France to compensate relatives of Algerian Harki fighters

France has paved the way towards paying reparations to more relatives of Algerians who sided with France in their country's independence war but were then interned in French camps.

France to compensate relatives of Algerian Harki fighters

More than 200,000 Algerians fought with the French army in the war that pitted Algerian independence fighters against their French colonial masters from 1954 to 1962.

At the end of the war, the French government left the loyalist fighters known as Harkis to fend for themselves, despite earlier promises it would look after them.

Trapped in Algeria, many were massacred as the new authorities took revenge.

Thousands of others who fled to France were held in camps, often with their families, in deplorable conditions that an AFP investigation recently found led to the deaths of dozens of children, most of them babies.

READ ALSO Who are the Harkis and why are they still a sore subject in France?

French President Emmanuel Macron in 2021 asked for “forgiveness” on behalf of his country for abandoning the Harkis and their families after independence.

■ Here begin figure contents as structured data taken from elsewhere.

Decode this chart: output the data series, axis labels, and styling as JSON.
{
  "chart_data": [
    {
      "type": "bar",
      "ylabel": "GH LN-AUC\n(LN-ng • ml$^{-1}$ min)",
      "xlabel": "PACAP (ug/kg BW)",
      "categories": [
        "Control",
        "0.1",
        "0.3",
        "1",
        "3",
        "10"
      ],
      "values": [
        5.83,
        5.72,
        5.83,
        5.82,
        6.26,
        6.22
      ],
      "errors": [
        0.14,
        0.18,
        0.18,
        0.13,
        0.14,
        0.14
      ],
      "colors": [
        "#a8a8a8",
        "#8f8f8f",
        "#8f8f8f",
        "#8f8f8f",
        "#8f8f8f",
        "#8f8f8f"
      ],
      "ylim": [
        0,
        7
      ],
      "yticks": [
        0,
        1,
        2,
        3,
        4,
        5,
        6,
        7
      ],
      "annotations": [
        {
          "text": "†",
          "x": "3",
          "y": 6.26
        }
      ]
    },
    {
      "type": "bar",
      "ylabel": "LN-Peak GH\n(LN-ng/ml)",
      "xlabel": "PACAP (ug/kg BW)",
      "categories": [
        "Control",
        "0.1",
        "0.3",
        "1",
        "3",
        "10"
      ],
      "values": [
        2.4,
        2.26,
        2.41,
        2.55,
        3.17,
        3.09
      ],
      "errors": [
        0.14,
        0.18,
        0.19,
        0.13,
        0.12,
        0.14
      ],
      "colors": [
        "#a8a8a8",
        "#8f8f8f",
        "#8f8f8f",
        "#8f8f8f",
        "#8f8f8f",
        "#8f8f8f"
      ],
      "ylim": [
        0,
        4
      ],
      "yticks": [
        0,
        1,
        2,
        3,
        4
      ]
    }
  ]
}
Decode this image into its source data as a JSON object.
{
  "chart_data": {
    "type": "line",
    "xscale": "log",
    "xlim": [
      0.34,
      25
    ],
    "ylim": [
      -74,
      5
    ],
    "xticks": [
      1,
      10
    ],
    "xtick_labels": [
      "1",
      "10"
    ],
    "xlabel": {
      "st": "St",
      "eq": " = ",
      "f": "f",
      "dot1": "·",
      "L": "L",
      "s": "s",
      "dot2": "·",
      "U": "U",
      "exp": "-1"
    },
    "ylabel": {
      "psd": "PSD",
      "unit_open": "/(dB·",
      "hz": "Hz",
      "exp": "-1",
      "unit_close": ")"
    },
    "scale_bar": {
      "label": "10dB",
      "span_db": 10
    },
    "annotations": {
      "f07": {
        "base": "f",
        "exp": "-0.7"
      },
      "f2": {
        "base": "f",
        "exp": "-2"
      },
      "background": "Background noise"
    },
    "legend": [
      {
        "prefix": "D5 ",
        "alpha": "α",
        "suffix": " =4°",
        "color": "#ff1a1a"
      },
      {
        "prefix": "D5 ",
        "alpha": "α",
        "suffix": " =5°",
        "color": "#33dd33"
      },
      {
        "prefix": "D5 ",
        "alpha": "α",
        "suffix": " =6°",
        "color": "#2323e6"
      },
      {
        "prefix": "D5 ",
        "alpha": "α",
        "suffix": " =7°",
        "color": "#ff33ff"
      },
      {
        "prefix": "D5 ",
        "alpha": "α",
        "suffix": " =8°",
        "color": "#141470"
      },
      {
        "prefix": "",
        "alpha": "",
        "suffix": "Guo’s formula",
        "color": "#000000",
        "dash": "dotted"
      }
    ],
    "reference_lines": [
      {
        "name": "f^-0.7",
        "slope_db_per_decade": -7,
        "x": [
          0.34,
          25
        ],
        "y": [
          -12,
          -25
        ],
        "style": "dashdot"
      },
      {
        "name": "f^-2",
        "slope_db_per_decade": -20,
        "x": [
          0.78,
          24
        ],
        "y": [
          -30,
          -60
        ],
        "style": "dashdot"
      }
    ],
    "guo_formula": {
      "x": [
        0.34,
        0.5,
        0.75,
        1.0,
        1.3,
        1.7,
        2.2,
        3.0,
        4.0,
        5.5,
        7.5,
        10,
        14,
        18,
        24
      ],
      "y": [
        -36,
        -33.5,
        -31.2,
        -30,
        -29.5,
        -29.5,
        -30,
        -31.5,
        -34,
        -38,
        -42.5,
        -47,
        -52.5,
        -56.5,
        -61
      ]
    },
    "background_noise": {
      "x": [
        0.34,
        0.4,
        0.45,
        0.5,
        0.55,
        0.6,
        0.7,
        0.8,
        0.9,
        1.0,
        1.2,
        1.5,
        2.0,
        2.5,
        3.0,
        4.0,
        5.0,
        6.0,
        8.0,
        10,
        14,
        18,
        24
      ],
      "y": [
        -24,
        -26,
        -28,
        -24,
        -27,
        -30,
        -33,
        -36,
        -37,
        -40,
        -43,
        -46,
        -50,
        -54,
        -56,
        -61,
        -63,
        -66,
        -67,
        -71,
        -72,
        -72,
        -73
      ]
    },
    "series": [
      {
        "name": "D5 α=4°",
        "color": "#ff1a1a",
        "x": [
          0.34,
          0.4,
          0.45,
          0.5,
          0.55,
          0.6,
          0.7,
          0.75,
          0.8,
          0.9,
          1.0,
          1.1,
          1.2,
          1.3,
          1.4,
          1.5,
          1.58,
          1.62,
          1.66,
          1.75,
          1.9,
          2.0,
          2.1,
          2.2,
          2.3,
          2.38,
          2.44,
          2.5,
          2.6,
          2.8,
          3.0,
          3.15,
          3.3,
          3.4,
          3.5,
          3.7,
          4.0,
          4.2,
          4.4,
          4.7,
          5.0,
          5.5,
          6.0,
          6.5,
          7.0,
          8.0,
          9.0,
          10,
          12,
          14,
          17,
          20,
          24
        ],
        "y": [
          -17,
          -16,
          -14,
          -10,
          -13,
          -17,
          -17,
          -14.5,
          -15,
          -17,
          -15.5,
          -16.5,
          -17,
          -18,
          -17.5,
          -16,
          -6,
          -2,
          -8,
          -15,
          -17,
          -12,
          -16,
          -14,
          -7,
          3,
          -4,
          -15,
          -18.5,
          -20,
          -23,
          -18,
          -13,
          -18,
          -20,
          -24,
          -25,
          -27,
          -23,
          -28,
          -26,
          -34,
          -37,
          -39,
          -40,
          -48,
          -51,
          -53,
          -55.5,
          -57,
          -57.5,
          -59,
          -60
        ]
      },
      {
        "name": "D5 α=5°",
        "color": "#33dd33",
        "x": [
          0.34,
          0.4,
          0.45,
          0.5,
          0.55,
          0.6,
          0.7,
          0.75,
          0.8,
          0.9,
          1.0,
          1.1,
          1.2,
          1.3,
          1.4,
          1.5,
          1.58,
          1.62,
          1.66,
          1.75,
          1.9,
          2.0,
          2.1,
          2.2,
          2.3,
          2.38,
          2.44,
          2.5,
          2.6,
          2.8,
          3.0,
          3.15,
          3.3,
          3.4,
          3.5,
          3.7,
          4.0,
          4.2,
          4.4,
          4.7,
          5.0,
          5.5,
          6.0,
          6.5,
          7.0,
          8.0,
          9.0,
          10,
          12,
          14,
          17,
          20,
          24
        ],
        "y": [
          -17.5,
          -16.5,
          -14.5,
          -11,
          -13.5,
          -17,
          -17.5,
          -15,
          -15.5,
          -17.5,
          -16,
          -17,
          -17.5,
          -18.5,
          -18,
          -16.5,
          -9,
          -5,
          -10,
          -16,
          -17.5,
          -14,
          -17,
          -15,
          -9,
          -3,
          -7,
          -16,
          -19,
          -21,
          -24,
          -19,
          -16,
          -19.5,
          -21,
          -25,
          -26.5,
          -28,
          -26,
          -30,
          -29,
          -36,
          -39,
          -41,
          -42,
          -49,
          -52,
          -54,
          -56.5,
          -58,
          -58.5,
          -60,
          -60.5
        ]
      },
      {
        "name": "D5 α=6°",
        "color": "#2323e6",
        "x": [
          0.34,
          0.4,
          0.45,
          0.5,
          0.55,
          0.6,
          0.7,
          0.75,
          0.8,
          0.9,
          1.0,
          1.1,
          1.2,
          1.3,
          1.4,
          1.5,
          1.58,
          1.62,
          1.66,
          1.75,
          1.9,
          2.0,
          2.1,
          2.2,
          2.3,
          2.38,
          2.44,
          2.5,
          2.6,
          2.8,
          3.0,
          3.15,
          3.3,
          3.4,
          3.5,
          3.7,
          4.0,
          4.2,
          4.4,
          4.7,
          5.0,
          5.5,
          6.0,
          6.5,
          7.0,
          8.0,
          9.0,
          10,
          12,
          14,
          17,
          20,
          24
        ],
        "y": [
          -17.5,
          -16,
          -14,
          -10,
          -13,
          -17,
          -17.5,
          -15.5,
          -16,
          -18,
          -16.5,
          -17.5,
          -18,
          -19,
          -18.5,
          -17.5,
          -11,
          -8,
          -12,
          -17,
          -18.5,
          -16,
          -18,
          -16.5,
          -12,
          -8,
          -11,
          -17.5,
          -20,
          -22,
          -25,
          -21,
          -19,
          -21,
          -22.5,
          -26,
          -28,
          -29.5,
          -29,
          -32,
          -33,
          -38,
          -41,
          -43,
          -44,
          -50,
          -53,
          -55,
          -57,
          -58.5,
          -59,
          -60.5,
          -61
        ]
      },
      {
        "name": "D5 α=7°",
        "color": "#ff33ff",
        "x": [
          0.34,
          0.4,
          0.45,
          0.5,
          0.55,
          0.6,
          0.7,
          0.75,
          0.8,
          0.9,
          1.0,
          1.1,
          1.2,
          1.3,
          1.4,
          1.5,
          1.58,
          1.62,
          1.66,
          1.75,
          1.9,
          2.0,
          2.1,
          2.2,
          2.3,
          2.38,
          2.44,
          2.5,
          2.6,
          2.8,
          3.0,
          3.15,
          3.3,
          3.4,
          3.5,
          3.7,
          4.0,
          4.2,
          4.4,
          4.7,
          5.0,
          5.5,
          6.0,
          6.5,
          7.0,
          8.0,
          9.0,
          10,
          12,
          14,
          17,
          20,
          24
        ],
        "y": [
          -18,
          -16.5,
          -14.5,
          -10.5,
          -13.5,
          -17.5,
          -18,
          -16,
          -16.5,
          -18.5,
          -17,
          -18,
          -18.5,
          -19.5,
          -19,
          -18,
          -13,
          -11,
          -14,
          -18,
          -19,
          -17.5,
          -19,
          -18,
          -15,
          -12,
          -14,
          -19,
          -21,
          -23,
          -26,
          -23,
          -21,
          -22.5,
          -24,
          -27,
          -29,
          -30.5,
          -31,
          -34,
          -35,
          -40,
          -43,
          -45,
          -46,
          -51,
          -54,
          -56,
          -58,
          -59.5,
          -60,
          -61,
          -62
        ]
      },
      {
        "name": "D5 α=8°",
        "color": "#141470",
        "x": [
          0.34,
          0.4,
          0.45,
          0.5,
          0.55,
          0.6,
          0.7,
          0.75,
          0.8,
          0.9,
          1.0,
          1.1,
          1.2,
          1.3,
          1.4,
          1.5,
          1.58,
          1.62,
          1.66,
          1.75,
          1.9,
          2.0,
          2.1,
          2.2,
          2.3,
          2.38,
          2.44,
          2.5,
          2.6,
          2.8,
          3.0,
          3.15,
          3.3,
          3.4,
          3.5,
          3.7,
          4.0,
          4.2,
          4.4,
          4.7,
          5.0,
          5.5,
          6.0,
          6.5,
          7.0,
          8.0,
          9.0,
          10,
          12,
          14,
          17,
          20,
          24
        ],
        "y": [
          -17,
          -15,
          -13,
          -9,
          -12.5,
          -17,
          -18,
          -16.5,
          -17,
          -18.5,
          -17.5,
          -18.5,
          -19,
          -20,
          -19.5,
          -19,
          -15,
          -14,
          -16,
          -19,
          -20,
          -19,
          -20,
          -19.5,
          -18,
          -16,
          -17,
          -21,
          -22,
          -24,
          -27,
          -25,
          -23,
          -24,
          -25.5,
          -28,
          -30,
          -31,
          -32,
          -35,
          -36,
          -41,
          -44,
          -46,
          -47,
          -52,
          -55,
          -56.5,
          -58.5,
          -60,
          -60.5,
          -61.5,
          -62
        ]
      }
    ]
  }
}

The following year, a law was passed to recognise the state’s responsibility for the “indignity of the hosting and living conditions on its territory”, which caused “exclusion, suffering and lasting trauma”, and recognised the right to reparations for those who had lived in 89 of the internment camps.

But following a new report, 45 new sites – including military camps, slums and shacks – were added on Monday to that list of places the Harkis and their relatives were forced to live, the government said.

Now “up to 14,000 (more) people could receive compensation after transiting through one of these structures,” it said, signalling possible reparations for both the Harkis and their descendants.

Secretary of state Patricia Miralles said the decision hoped to “make amends for a new injustice, including in regions where until now the prejudices suffered by the Harkis living there were not recognised”.

Macron has spoken out on a number of France’s unresolved colonial legacies, including nuclear testing in Polynesia, its role in the Rwandan genocide and war crimes in Algeria.